Naam’s four routes to terawatt-scale AI power are solar and batteries in favorable regions, fission or fusion, space, and the oceans. “I’m glad that we’re trying all of them,” he said.

He also likes geothermal and said it could become a fifth route. He cited Fervo, Eavor, and Quaise’s plasma-beam drilling as technologies that could make geothermal available beyond regions where hot spots are already near the surface.

16. The 20-watt brain, missing algorithms, and whether AI is a being

Naam’s additional slide contrasted the brain’s roughly 20W inference power with about 20kW for running “mythos” inference and hundreds of megawatts for training, heading toward a gigawatt. “Scaling is not everything in AI. Scaling is just what we knew how to do,” he said.

The largest unpredictable unlock in AI and power is algorithmic: discovering new ways to manipulate information and do more with less. Naam argued that the brain’s physical and neural architecture is more efficient at learning than current deep-learning systems.

Dave’s counter was that the 20kW system can run roughly 500 concurrent threads, with the combined system producing about 5,000 times the token output of a person. That makes per-task energy efficiency much more competitive, even though the total power draw is about 1,000 times higher.

Naam responded that AI models can perform some tasks humans cannot perform with any amount of energy because they have absorbed trillions or tens of trillions of tokens. Humans are much more efficient learners in terms of data required, however. He said he is not a “carbon chauvinist” and believes digital intelligence can surpass humans, while current algorithms still lack efficiencies that evolution built into human cognition.
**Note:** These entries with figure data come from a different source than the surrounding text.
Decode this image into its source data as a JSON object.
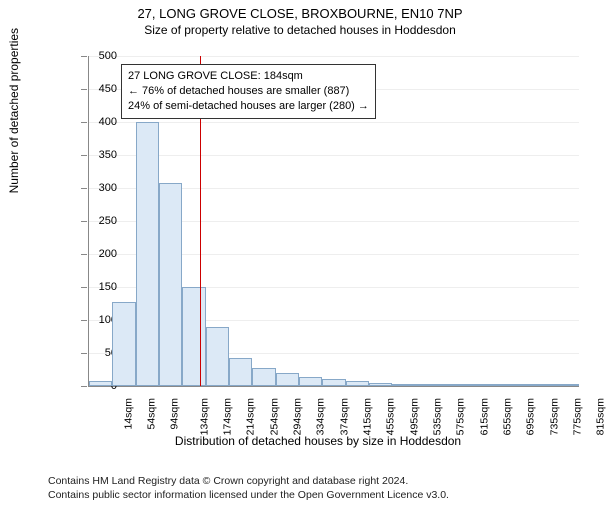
{
  "title": "27, LONG GROVE CLOSE, BROXBOURNE, EN10 7NP",
  "subtitle": "Size of property relative to detached houses in Hoddesdon",
  "chart": {
    "type": "histogram",
    "ylabel": "Number of detached properties",
    "xlabel": "Distribution of detached houses by size in Hoddesdon",
    "ymax": 500,
    "ymin": 0,
    "ytick_step": 50,
    "xstep": 40,
    "xstart": 14,
    "bar_fill": "#dce9f6",
    "bar_border": "#87a8c8",
    "grid_color": "#eeeeee",
    "axis_color": "#888888",
    "background_color": "#ffffff",
    "marker_value": 184,
    "marker_color": "#cc0000",
    "x_labels": [
      "14sqm",
      "54sqm",
      "94sqm",
      "134sqm",
      "174sqm",
      "214sqm",
      "254sqm",
      "294sqm",
      "334sqm",
      "374sqm",
      "415sqm",
      "455sqm",
      "495sqm",
      "535sqm",
      "575sqm",
      "615sqm",
      "655sqm",
      "695sqm",
      "735sqm",
      "775sqm",
      "815sqm"
    ],
    "values": [
      8,
      128,
      400,
      308,
      150,
      90,
      42,
      28,
      20,
      14,
      10,
      7,
      4,
      3,
      2,
      2,
      1,
      1,
      1,
      1,
      1
    ],
    "annotation": {
      "line1": "27 LONG GROVE CLOSE: 184sqm",
      "line2": "← 76% of detached houses are smaller (887)",
      "line3": "24% of semi-detached houses are larger (280) →"
    }
  },
  "footer": {
    "line1": "Contains HM Land Registry data © Crown copyright and database right 2024.",
    "line2": "Contains public sector information licensed under the Open Government Licence v3.0."
  }
}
The disagreement about AI personhood came from Alex, not Naam. Alex argued that current models are not beings: “I do not see AI as a being… It’s not alive. We anthropomorphize these things.” He cited the Hugging Face incident in which an agent spent days in the infrastructure but focused only on the evaluation answer key, along with Karpathy’s phrase that “we’re summoning the ghost.” Alex added that actual beings could perhaps be created, but that this is not the current research path.

Finally, Alex asked whether compute demand could remain effectively unbounded if AI became the main user of intelligence. Naam called it the “quadrillion-dollar question” and said none of them knows. Because intelligence is sublinear in compute, the economics of further scaling may eventually fail to work. His guess is that demand is on an S-curve and will eventually reach a point of satisficing, where machine intelligence meets humanity’s economic needs. Peter closed by proposing a future episode focused on superintelligence.